CDショップと不意な出会い
特にこれと言って特別なこともなく時間は過ぎていき、気がつけばお昼になっていた。
2人は昼食にフードコートの方に行ったみたいだけど、流石にあそこだと隠れる場所がない気がする。まあ、変なことは起こらなそうだしもう帰ってもいいかな。
あたしはそう思って一先ずその場を後にした。
しかし、案外体は正直で昼食はこのへんで食べて行けと主張してくる。
「ここで1人で食べられそうな場所あったっけ」
あたしはエスカレーター付近にある店内マップを眺めてみる。
意外と入れ替わりが激しいから、知らぬ間に店がなくなったり増えてたりする印象を持ってるからだ。特に普段は行かない場所の店とかだと気が付きにくい。
「うーん。ここは家族連れが多いと思うし、この辺も日曜だから混んでそう」
あたしは結局全国チェーンの麺屋にしようと思ってショッピングモールを後にする。
このショッピングモールの麺屋はフードコートとは別でちゃんと一店でだしていて学生でもお手頃価格だ。

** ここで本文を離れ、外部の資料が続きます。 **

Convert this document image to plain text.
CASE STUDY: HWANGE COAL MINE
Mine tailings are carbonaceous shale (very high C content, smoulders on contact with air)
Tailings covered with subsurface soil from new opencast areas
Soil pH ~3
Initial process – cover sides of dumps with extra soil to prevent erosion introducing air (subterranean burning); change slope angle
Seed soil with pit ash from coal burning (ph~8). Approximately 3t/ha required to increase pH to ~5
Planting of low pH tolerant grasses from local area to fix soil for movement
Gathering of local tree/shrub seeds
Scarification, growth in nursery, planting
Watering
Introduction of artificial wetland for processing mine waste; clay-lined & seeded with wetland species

あの2人もわざわざこの後に、麺屋に来たりまじまじ覗いてくることもないはず。
あたしは麺屋まで移動してから山菜そばを食べる。
「うぅん……このまま帰るのもあれかも」
よく考えたらいくら近くて安いとは言え電車賃払ってここまで来た。このまま2人の後を追ったという行動だけして帰るのもおかしな話だ。
そんなことを考えているとうどん屋のBGMとしてテレビドラマの曲が流れていルノに気がつく。

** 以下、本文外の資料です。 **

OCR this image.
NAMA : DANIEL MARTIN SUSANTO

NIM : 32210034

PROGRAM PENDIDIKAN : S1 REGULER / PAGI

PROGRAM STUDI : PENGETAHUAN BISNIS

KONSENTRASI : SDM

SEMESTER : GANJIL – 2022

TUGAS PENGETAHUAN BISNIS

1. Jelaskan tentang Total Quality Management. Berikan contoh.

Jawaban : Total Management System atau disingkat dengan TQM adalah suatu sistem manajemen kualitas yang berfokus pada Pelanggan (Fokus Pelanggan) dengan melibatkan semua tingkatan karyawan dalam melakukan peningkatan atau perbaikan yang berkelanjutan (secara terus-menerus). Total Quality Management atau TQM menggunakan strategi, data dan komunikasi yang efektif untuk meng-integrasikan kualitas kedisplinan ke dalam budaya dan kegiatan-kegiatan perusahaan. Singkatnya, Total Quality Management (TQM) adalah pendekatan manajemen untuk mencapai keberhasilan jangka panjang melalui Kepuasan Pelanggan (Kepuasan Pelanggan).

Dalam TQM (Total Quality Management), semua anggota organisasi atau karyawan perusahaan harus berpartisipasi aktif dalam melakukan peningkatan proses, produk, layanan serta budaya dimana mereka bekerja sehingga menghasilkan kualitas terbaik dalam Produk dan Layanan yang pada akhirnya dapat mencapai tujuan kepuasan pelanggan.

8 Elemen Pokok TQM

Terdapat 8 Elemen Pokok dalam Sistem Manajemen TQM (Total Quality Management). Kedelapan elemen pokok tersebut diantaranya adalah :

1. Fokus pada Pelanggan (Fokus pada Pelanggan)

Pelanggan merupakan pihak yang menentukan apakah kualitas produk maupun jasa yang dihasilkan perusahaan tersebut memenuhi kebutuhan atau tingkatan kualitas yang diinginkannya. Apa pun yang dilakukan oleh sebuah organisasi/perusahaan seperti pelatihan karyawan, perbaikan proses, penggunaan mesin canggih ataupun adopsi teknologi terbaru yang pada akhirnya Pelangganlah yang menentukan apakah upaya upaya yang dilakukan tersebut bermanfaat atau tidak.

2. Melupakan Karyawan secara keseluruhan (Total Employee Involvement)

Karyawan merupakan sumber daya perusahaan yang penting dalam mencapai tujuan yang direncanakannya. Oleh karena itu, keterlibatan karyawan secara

「そういえば、先週にあのバンドのアルバムでたはず……」
買おうと思ってたけどゲームやってたのと、優先度は申し訳ないけど高くないバンドだったから忘れてた。せっかく来たし買って帰ろうかな。
「ごちそうさまでした」
あたしは食べ終わった器とおぼんを返却口に返してからモール内のCDショップに移動する。途中で不意に去年のクラスメイトとすれ違ったけど、バレてないか気にもされずに済む。
多分、服装のイメージも変えられているんだと思う。
あたしがCDショップにたどり着くと普段よりかは混んでいた。
新発売のコーナーのところでアルバムを探していると途中でカップル2人が試聴してる場面に出くわしてしまう。

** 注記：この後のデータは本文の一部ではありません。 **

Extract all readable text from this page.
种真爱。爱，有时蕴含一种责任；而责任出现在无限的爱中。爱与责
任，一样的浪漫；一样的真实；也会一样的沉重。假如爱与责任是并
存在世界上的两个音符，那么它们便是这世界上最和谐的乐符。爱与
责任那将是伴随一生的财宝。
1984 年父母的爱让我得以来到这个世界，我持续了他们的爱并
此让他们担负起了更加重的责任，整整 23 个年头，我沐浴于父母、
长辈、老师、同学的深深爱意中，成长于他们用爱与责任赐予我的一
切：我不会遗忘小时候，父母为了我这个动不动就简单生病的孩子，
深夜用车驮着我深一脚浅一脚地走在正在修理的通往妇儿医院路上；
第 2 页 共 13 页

このお店の試聴は自分が持ってきてるイヤホンとかヘッドホンでもできるようになっていて、よくある一つのイヤホンで2人で聞いてる感じになってる。
ただ、いつもあたしが思うのはそれをやって何かが深まるのかわからないということ。
最近に限らずだけど音が左右に割り振られたりしていることもある。つまり音楽を楽しむならカップルのあの聞き方は違和感だ。ただ、距離が近くで同じに近いものを共有するっていうことが目的だと頭では理解している。
理解はしているはずなのにわからない。
あたしは目的だったアルバムを見つけて軽く試聴してみた。別に買ってから家で聞けばいいんだけど、そんな気分だった。
「……あれ、今回はバラードも作ったんだ」
普段は3ピースのロック系のバンドだけど、少し聞いてるとアコースティックギターの音が目立つラブソングが流れた。
「落ち着いた声も結構いい感じ」
あたしは改めてアルバムを買うことを決めて手に取る。そしてレジにやってきた時だった。
「あれ、日野さん?」
「うん……あっ」
流石にレジカウンターだけを挟んだ近距離だとバレてしまうようだ。そこには去年のクラスメイトの女子がCDショップの制服を着て立っていた。